Ganasnya alam yang menatang pada saat itu, memaksa mereka harus
membela diri dengan tangan kosong dan perlengkapan yang sederhana.
Perjuangan hidup tersebut membuat mereka dapat bertahan untuk hidup.
Lahirnya beladiri pada saat itu belum ada nama, namun itu merupakan
naluri mereka untuk bertahan hidup.
JAMAN KERAJAAN-KERAJAAN
Perkembangan jaman terus berputar, maka muncullah ilmu beladiri yang
bertujuan untuk mempertahankan kekuasaan maupun daerah pada saat jaman
kerajaan-kerajaan baik di Jawa, Sumatera, Kalimantan, Sulawesi, sampai
dengan daerah Semenanjung Melayu. Mereka menciptakan bela diri
(jurus-jurus) dengan meniru gerakan binatang yang berada di lingkungan
alam sekitarnya.
Gerakan-gerakan yang diciptakan juga disesuaikan dengan alam
sekitarnya yang berbukit-bukit, dan berbatuan. Misalnya jurus yang
diciptakan meniru gerakan harimau, kera, ular, dan burung. Oleh karena
kondisi lingkungan yang berbukit dan berbatuan, maka gerakannya banyak
lompatan/ loncatan. Orang-orang yang hidup di pegunungan biasa berdiri,
bergerak, berjalan dengan langkah kedudukan kaki yang kuat untuk menjaga
agar tidak mudah jatuh selama bergerak di tanah yang tidak rata.
Biasanya menciptakan beladiri yang mempunyai ciri khas kuda-kuda yang
kokoh tidak banyak bergerak. Sedangkan gerakan tangan lebih lincah,
banyak ragamnya dan ampuh daya gunanya.
Penduduk yang hidup di daerah berawa, tanah datar, padang rumput
biasa berjalan bergegas, lari, sehingga gerakan kakinya menjadi lincah.
Mereka menciptakan beladiri yang lebih banyak memanfaatkan kaki sebagai
alat beladiri. Akhirnya setiap daerah mempunyai beladiri yang khas dan
berbeda dengan daerah lainnya, sehingga timbullah aliran beladiri
beraneka ragam.
Pada jaman kerajaan beladiri sudah di kenal untuk keamanan serta
untuk memperluas wilayah kerajaan dalam melawan kerajaan yang lainnya.

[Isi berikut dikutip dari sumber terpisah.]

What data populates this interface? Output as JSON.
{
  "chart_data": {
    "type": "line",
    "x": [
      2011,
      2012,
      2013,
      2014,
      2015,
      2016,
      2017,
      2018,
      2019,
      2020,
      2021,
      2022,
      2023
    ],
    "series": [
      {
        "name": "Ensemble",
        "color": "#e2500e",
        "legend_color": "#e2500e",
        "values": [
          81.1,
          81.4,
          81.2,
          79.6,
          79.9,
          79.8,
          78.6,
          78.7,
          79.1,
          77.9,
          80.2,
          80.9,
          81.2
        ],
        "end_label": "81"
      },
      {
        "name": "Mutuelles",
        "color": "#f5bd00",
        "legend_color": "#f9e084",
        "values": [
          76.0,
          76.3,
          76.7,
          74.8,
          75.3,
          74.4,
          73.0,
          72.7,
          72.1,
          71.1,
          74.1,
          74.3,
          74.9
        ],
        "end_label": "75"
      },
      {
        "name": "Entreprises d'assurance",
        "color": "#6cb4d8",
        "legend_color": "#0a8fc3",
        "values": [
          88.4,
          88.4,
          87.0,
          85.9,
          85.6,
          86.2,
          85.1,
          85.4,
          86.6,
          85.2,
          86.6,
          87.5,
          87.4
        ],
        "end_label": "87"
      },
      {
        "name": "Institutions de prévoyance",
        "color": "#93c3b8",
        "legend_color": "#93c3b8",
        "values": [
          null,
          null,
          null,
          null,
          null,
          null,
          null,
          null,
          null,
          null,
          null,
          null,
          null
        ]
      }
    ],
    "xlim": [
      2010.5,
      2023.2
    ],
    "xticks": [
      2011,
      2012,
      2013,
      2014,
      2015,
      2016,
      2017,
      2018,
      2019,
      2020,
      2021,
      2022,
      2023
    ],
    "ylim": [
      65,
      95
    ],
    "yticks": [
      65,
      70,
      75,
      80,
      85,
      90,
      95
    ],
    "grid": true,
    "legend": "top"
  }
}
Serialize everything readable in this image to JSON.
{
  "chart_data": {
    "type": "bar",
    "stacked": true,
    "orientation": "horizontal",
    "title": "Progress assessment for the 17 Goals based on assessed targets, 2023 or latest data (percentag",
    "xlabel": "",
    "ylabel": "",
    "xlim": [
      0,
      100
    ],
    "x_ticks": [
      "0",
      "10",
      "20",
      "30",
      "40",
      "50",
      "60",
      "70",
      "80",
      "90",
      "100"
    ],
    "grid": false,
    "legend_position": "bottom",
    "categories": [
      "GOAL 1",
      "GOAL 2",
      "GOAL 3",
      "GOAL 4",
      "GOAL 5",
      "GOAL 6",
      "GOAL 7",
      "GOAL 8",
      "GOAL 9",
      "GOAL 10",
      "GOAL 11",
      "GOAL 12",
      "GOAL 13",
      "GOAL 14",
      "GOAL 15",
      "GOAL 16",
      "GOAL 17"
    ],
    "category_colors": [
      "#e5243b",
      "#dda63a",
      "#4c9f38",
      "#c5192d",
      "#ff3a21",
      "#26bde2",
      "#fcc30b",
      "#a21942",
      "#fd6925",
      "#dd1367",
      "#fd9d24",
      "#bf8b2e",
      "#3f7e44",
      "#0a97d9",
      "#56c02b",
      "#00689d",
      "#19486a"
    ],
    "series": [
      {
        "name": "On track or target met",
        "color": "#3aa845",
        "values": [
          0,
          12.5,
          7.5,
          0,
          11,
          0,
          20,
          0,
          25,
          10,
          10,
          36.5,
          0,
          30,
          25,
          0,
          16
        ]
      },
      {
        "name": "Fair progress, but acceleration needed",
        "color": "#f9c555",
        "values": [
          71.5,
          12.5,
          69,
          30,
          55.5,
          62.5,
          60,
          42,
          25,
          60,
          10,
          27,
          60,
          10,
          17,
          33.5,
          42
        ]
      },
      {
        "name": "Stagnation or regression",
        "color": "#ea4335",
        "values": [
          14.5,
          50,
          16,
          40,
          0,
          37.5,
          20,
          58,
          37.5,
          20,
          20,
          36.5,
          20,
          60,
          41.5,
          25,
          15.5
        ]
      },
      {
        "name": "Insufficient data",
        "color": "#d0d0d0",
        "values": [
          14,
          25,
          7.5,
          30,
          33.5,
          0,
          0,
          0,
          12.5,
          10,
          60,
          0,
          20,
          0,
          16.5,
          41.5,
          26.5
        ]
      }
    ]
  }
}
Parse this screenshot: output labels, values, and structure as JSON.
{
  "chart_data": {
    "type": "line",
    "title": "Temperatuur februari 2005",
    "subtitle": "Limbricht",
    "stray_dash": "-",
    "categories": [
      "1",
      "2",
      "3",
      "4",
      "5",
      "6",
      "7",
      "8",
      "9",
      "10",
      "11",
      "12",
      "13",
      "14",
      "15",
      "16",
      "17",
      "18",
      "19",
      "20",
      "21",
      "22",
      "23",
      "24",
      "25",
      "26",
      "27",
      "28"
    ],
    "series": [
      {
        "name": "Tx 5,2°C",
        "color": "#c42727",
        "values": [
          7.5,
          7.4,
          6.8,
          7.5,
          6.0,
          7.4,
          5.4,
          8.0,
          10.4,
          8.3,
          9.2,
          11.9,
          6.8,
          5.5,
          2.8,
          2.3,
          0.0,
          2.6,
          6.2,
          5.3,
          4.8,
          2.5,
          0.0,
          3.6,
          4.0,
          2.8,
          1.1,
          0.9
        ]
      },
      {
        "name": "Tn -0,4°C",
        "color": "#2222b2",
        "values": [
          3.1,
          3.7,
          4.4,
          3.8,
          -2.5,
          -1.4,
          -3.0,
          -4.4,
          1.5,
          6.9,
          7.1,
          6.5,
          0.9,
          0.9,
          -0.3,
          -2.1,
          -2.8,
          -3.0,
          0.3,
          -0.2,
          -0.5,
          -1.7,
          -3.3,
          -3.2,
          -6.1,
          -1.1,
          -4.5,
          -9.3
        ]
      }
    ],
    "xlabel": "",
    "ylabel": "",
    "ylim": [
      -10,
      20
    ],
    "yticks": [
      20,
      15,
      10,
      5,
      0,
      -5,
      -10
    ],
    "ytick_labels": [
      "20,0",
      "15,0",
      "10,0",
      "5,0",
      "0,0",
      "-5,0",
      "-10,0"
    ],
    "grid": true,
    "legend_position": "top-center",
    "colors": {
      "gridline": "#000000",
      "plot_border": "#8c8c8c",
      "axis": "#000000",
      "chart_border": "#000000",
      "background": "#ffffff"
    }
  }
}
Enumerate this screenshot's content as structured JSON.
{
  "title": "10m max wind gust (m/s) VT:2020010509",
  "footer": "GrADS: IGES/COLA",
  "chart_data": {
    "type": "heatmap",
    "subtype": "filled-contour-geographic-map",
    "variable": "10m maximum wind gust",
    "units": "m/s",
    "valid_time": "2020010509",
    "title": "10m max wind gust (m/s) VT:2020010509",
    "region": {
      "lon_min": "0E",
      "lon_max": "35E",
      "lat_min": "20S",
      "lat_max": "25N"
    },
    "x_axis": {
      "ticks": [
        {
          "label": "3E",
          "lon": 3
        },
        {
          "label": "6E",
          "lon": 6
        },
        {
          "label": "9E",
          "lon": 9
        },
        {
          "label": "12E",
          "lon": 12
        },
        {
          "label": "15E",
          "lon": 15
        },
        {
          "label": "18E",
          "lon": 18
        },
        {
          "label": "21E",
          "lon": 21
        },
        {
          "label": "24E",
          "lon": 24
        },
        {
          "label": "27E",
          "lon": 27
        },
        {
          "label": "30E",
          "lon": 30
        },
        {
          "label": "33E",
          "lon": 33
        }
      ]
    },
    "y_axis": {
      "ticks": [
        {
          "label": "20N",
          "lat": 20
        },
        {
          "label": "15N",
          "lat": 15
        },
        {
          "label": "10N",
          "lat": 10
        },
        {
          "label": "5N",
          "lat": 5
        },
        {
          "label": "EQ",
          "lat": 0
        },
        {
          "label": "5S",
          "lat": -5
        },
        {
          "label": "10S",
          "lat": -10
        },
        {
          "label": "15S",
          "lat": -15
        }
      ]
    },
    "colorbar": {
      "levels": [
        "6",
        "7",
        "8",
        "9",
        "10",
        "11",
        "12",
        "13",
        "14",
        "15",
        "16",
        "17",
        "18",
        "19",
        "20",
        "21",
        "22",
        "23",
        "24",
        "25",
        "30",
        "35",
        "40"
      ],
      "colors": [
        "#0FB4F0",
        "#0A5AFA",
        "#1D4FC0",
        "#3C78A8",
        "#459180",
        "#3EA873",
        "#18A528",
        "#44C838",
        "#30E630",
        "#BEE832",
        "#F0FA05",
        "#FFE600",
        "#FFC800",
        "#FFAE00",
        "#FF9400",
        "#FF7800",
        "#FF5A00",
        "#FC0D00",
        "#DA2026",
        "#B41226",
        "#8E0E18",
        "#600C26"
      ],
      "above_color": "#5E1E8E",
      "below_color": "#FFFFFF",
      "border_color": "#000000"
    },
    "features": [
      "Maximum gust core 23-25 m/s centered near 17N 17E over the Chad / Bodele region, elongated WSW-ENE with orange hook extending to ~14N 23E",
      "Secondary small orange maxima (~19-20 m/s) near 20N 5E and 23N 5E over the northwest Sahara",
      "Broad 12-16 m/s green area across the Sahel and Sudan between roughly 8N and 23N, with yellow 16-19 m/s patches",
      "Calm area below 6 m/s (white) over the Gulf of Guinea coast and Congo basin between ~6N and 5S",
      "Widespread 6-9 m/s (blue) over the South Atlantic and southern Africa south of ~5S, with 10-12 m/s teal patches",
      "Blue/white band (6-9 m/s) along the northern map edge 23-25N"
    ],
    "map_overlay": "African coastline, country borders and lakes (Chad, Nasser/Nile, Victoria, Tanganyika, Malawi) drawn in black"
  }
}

Pada jaman ini kerajaan yang mempunyai prajurit kuat dan tangguh, maka
mereka mempunyai wilayah jajahan yang luas. Prajurit yang mempunyai ilmu
beladiri tinggi maka ia akan mendapat jabatan yang tinggi pula ( patih
).
Kerajaan-kerajaan pada waktu itu seperti: Kerajaan Kutai,
Tarumanegara, Mataram, Kediri, Singasari, Sriwijaya, dan Majapahit
mempunyai prajurit yang dibekali ilmu beladiri untuk mempertahankan
wilayahnya.
Bahkan dua Kerajaan Sriwijaya dan Kerajaan Majapahit keduanya
mempunyai pasukan kuat beserta armada lautnya sehingga terkenal sampai
keluar wilayah nusantara. Tahun 671 Kerajaan Sriwijaya mengembangkan
wilayahnya sampai ke Melayu, tetapi setelah menurunnya kekuasaan
kerajaan Sriwijaya pada abad 7-12, maka mulai abad 13 muncullah kerajaan
islam Samudra Pasai (Notosoejitno, 1999: 15). Abad 16 Samudra Pasai
mencapai puncaknya sampai ke Malaka, namun demikian istilah beladiri
pencak silat belum ada.
Baru tahun 1019-1041 pada jaman kerajaan Kahuripan yang dipimpin oleh
Prabu Erlangga dari Sidoarjo, sudah mengenal ilmu beladiri pencak
dengan nama “Eh Hok Hik”, yang artinya “Maju Selangkah Memukul”
(Notosoejitno, 1999: 15). Prabu Erlangga ini merupakan pendekar ulung
yang mempunyai ilmu beladiri yang tinggi, oleh karenanya raja,
bangsawan, kesatria, prajurit pada waktu itu wajib belajar beladiri.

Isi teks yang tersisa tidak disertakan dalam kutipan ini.